Whether that opportunity will remain for biopharma will rely on several factors. The first is whether the Class of 2013 firms will hit value-driving milestones. Among those expected to disclose important clinical data this year are Regado Biosciences Inc., set to report the first of three interim analyses sometime in the second quarter for its phase III REGULATE-PCI trial testing antithrombotic drug, REG1, in patients undergoing percutaneous coronary intervention. Regado went public in August. (See BioWorld Today, Aug. 23, 2013.)

Top-line data from the phase II portion of a phase II/III study of multiple sclerosis drug RPC1063, a sphingosine 1-phosphate receptor modulator expected to compete with Gilenya (fingolimod, Novartis Inc.) also are expected in mid-2014. That drug is being developed by San Diego-based Receptos Inc., which priced its $72.8 million IPO in May. (See BioWorld Today, May 10, 2013.)

Meanwhile, Portola Pharmaceuticals Inc. is in pivotal trials with anticoagulant betrixaban in venous thromboembolism in acutely ill patients.

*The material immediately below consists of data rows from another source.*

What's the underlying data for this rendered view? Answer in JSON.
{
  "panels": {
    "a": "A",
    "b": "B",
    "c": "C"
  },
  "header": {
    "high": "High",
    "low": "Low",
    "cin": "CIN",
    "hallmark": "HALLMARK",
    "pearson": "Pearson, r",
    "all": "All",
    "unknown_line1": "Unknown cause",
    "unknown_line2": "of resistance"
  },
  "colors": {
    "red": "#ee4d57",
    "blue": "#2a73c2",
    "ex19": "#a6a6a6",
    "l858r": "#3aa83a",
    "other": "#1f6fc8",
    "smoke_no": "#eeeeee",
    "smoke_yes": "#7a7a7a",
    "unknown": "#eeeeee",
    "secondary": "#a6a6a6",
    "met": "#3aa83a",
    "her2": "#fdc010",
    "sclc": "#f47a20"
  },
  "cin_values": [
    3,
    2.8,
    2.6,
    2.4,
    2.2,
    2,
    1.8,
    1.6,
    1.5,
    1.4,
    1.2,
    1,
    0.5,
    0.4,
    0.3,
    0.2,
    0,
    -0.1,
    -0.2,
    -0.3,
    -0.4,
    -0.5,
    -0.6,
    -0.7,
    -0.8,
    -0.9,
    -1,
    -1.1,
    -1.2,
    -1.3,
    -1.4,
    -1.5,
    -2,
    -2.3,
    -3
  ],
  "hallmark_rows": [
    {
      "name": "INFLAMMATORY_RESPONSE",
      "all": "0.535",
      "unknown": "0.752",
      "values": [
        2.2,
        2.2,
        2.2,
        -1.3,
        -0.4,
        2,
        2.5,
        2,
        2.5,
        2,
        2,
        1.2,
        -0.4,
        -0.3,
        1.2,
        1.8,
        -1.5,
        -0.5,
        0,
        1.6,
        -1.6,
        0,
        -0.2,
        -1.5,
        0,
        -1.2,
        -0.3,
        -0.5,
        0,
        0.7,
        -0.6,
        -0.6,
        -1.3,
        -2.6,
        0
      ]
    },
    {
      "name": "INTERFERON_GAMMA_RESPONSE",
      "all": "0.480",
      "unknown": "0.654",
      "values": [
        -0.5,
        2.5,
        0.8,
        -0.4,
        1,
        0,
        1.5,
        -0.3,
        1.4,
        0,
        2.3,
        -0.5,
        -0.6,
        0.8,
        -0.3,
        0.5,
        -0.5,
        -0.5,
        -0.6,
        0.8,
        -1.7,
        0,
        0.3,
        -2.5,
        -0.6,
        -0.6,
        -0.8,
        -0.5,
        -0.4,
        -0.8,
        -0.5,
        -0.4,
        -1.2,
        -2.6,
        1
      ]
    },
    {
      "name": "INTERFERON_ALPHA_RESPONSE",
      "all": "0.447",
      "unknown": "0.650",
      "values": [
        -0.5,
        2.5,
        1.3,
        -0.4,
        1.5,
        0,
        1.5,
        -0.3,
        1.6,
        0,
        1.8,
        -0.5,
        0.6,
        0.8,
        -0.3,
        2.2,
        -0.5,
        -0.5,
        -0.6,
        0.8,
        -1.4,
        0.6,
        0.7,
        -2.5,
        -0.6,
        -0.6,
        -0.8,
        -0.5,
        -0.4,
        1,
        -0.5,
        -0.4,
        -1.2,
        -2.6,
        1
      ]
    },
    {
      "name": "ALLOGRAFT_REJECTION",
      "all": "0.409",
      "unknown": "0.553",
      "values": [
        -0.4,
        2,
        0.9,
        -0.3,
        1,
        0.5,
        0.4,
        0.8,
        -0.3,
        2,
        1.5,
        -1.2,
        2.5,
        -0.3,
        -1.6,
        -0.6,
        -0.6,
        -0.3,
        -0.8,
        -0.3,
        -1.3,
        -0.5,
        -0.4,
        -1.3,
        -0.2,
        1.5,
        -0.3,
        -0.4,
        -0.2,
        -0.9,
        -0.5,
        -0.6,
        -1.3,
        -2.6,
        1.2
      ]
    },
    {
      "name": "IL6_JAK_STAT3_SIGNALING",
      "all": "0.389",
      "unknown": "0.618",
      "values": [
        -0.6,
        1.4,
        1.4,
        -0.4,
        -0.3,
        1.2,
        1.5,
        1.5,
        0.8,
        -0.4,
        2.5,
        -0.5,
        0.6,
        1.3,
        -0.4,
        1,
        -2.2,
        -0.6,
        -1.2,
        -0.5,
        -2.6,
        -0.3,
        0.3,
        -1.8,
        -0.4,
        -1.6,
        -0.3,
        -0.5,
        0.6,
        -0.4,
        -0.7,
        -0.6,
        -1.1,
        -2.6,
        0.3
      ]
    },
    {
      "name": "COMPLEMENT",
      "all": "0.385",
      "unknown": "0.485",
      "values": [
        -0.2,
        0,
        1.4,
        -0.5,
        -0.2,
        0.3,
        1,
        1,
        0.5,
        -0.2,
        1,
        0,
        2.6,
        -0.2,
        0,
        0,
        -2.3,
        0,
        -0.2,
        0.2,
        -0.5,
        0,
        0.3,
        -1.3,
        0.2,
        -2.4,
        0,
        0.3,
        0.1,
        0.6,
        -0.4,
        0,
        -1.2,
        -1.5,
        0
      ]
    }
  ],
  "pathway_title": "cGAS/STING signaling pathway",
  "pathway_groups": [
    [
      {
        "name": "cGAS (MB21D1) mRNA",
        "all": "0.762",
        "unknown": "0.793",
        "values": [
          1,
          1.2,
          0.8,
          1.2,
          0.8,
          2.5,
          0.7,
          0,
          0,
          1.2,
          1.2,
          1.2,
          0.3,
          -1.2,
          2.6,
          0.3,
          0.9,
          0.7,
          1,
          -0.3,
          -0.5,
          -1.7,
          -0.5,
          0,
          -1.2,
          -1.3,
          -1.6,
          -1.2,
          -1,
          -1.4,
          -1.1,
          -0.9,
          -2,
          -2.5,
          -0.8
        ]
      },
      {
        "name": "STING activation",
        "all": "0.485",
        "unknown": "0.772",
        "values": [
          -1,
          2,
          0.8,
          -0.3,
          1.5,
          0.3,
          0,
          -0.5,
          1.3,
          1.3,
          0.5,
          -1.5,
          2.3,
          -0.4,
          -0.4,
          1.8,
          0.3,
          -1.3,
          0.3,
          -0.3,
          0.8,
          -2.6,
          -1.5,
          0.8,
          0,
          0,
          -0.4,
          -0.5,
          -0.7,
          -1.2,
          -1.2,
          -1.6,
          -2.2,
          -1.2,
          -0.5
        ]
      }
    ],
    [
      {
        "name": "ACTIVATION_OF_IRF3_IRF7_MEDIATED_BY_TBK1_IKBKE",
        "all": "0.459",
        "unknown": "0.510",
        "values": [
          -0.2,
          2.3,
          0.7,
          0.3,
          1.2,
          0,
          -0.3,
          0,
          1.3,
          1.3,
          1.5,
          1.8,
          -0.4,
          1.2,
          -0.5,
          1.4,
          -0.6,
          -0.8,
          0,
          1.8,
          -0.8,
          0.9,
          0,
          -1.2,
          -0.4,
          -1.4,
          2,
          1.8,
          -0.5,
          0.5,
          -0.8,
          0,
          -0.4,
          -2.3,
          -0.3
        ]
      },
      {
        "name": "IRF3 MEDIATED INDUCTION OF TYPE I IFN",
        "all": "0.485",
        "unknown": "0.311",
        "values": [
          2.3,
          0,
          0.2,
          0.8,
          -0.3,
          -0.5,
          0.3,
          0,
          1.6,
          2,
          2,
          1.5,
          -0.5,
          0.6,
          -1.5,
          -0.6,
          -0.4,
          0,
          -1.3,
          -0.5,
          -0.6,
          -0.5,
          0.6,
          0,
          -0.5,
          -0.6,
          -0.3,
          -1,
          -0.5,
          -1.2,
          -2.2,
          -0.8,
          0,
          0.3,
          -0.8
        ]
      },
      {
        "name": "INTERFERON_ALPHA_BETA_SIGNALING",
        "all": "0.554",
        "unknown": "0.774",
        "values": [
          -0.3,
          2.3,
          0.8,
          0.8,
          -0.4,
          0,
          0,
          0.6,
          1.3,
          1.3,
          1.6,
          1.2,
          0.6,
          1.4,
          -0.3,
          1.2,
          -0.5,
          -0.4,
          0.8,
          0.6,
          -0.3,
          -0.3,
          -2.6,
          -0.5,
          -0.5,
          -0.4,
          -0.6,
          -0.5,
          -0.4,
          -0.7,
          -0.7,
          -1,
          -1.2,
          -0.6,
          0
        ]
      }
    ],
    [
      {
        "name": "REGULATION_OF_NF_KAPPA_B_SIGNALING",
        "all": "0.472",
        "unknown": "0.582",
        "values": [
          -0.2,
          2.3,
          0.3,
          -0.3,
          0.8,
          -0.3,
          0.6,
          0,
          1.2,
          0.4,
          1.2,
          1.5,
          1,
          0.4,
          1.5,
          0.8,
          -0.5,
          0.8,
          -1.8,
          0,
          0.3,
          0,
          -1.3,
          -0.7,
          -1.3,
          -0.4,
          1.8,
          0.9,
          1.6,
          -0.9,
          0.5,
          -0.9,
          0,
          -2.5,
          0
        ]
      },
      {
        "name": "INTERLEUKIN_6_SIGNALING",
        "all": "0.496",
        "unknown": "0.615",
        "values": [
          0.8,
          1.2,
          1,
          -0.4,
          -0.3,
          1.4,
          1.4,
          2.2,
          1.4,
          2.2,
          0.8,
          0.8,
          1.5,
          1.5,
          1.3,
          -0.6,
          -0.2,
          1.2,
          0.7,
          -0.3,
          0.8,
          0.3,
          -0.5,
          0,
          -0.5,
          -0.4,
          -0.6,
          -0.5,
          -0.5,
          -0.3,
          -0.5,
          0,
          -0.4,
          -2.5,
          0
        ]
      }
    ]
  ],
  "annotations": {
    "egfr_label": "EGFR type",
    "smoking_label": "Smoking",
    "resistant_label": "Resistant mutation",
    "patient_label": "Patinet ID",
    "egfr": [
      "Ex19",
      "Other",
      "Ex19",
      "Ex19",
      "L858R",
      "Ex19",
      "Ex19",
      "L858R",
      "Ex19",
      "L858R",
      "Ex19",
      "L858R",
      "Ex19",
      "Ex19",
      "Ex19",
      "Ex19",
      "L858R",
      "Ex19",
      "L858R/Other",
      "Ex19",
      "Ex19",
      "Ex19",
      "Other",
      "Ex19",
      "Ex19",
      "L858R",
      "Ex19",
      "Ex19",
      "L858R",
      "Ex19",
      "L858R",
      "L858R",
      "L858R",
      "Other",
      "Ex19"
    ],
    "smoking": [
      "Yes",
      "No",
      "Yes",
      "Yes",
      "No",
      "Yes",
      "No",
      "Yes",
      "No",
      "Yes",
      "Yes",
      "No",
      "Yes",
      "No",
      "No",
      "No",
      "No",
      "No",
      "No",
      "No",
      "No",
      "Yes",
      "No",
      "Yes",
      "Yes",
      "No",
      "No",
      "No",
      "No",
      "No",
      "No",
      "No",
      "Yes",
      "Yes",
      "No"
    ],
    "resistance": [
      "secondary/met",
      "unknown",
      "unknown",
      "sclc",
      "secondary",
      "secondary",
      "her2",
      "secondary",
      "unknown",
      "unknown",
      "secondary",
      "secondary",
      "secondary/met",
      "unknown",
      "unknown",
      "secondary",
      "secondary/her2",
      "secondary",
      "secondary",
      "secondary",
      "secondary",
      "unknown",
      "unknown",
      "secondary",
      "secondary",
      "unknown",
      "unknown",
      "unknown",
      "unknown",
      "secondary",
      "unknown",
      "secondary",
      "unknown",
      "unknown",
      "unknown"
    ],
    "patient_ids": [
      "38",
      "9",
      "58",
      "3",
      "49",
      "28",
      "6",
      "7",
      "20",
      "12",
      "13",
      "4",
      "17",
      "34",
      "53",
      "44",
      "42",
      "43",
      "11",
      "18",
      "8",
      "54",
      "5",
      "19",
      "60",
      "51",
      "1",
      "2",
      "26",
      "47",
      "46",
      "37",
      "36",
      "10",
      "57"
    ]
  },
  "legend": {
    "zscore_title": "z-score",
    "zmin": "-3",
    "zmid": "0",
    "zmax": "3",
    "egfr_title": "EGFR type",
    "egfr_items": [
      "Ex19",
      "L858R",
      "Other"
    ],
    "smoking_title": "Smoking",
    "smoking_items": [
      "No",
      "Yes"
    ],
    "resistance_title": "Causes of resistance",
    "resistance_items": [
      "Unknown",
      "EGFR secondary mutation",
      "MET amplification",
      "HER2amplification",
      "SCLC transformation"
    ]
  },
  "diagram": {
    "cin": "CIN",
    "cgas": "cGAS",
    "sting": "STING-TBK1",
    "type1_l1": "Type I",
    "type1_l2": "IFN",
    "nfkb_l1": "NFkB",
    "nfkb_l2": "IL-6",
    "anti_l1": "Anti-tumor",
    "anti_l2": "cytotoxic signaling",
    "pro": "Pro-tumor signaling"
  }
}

According to Cortellis Clinical Trials Intelligence, that study is set to complete around the end of this year.

Another barometer of IPO success is follow-on offerings, noted David-Alexandre Gros, executive vice president and chief strategy officer at Sanofi SA, pointing to Macrogenics Inc. as a good example.

Rockville, Md.-based Macrogenics priced a follow-on offering Thursday last week, offering 1.8 million shares, with another 1.2 million offered by existing stockholders, at $36.50 per share. The company’s shares (NASDAQ:MGNX), which priced its IPO at $16 per share in October, were trading at $35.29 Thursday, a 120 percent jump from pricing. (See BioWorld Today, Oct. 10, 2013.)

Acceleron Pharma Inc. and South San Francisco-based Portola also have taken advantage of stock jumps post-IPO to raise substantial cash in secondary offerings. Acceleron, of Cambridge, Mass., brought about $120 million last month through the sale of 2.4 million shares at $50 per share, well above the IPO price of $15 per share. Meanwhile, Portola completed an offering of $105.9 million only five months after its IPO, priced at $14.50 per share, took a jump. The secondary offering was priced at $23.75 per share. (See BioWorld Today, Sept. 20, 2013, Oct. 18, 2013, and Jan. 24, 2014.)

OPENING OF THE LOCK-UP PERIOD

In terms of the bigger picture, however, last year’s pricings and the recent influx of back-to-back IPOs also will test the industry’s maturity. That will be especially true as lock-up periods reach their ends, with as much as $15 billion possibly hitting the market, noted Dennis Purcell, senior managing partner at Aisling Capital. “We’ll see if the market can handle it,” he said.

For his part, Purcell is optimistic. “I think people will try to do the lock-up in a more orderly fashion” than in prior years, “hopefully, not just dumping a lot of stock.”

Only five years ago, he added, investors didn’t want to get in on IPOs because “on day 91, the stock was in the market, and on day 91, you knew it was going to get killed.”

But in one of the promising investor trends, Purcell said, venture capitalists are holding on to biopharma stocks longer, willing to wait for future milestone-based events, and “LPs don’t seem to mind as much.”

Whether that investor patience is indicative of a more stable industry, however, remains to be seen. Purcell said the best change for the biopharma market would be a “flattening out,” instead of the roller coaster ride of past decades.

“The question is whether we can avoid that boom and bust [cycle], he said. “Because that has been tough on investors.”